Lina Hermann erinnert sich:" Eine plötzlich unser ganzes Haus erschütternde Detonation war zu vernehmen und lautes donnerndes Rollen,so,als wenn etwas einstürzte,schloß sich an.Ich rannte zum Fenster und im gleichen Augenblick schrie ein Mann auf der Straße "Explosion,Feuer"...Wo war die Explosion?...In unserem Haus scheinbar nicht!Ich vermutete im gegenüber liegenden Kino, welches sich im Hypogebäude befand.Die Leute strömten in Panik aus dem Kino...!...Eine Gasexplosion hatte weiter vorne,auf der Mauer,zum Judenturm hin ein ganzese Haus in die Luft gejagt!13 Tode und eine Anzahl an Verletzten waren zu beklagen!...Schaurig war es in jener Nacht,wenn die Leichenwagen oder die Wagen vom Roten Kreuz unter unseren Fenstern vorbei fuhren und ihr trauriges Werk vollrichteten!"
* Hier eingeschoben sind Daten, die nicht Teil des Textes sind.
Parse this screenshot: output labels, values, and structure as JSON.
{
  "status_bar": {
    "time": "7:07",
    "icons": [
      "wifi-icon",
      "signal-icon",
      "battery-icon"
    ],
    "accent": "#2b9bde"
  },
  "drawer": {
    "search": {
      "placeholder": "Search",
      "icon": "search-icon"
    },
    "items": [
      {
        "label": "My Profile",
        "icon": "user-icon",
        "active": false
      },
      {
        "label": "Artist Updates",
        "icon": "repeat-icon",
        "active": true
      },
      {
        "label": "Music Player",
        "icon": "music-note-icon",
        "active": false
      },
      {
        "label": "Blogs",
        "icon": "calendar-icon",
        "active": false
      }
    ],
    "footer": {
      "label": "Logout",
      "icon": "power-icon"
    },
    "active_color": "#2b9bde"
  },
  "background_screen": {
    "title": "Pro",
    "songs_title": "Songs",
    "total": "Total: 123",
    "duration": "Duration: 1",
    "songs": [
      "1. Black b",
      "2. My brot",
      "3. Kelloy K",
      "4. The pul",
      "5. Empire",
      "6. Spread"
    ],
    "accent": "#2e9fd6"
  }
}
Im Jahr 1918,der erste Weltkrieg war zu Ende,wurde das Anwesen Spitalgasse an Nonnenmacher verkauft.Obwohl einige männliche Hausbewohner Soldaten waren,sind alle aus dem Krieg zurück gekommen.
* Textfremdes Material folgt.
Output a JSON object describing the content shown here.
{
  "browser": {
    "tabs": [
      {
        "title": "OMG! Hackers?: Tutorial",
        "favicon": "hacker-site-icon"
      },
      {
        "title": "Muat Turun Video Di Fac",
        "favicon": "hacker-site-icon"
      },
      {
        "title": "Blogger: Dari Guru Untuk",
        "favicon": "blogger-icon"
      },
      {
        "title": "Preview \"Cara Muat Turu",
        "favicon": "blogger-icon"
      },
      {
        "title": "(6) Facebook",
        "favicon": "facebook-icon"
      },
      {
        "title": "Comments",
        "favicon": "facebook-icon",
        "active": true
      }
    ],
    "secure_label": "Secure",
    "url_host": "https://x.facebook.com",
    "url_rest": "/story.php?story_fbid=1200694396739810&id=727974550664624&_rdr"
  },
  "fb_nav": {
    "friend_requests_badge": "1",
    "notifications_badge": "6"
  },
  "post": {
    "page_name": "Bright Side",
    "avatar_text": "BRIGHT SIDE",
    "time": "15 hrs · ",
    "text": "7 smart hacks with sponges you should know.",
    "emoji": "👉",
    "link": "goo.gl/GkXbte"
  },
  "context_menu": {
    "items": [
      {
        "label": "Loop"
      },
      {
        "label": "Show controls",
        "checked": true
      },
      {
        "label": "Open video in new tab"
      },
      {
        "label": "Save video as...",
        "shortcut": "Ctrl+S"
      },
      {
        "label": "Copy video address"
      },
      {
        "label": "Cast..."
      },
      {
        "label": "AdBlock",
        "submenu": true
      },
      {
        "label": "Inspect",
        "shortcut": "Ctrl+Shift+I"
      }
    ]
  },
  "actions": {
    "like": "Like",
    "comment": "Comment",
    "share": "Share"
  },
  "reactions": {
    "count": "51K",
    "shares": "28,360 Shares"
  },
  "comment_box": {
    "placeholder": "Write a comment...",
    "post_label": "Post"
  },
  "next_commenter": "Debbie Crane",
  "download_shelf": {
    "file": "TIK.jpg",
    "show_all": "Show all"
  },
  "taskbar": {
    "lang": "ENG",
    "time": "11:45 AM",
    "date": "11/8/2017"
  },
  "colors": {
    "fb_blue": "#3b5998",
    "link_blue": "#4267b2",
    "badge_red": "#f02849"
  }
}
An Umbauten war während des Krieges nicht zu denken...aber Lina Hermann freute sich dann doch...sie bekam nämlich Elektrisches Licht!!!Der zweite große Fortschritt für die Dame...bis dahin nur Petroleum Lampen oder Kerzen...und Petroleum wurde während des Krieges immer weniger...auch Kerzenwachs wurde sorfältig gesammelt und z.T. wieder neue Kerzen gegossen...!Heute doch unvorstellbar...!
Auch einen Blick in die Zukunft wagte Lina Hermann.Und schreibt sogar ein Datum dazu...das Jahr 2010!
Doch diesen Zukunftsblick schreibe ich etwas später....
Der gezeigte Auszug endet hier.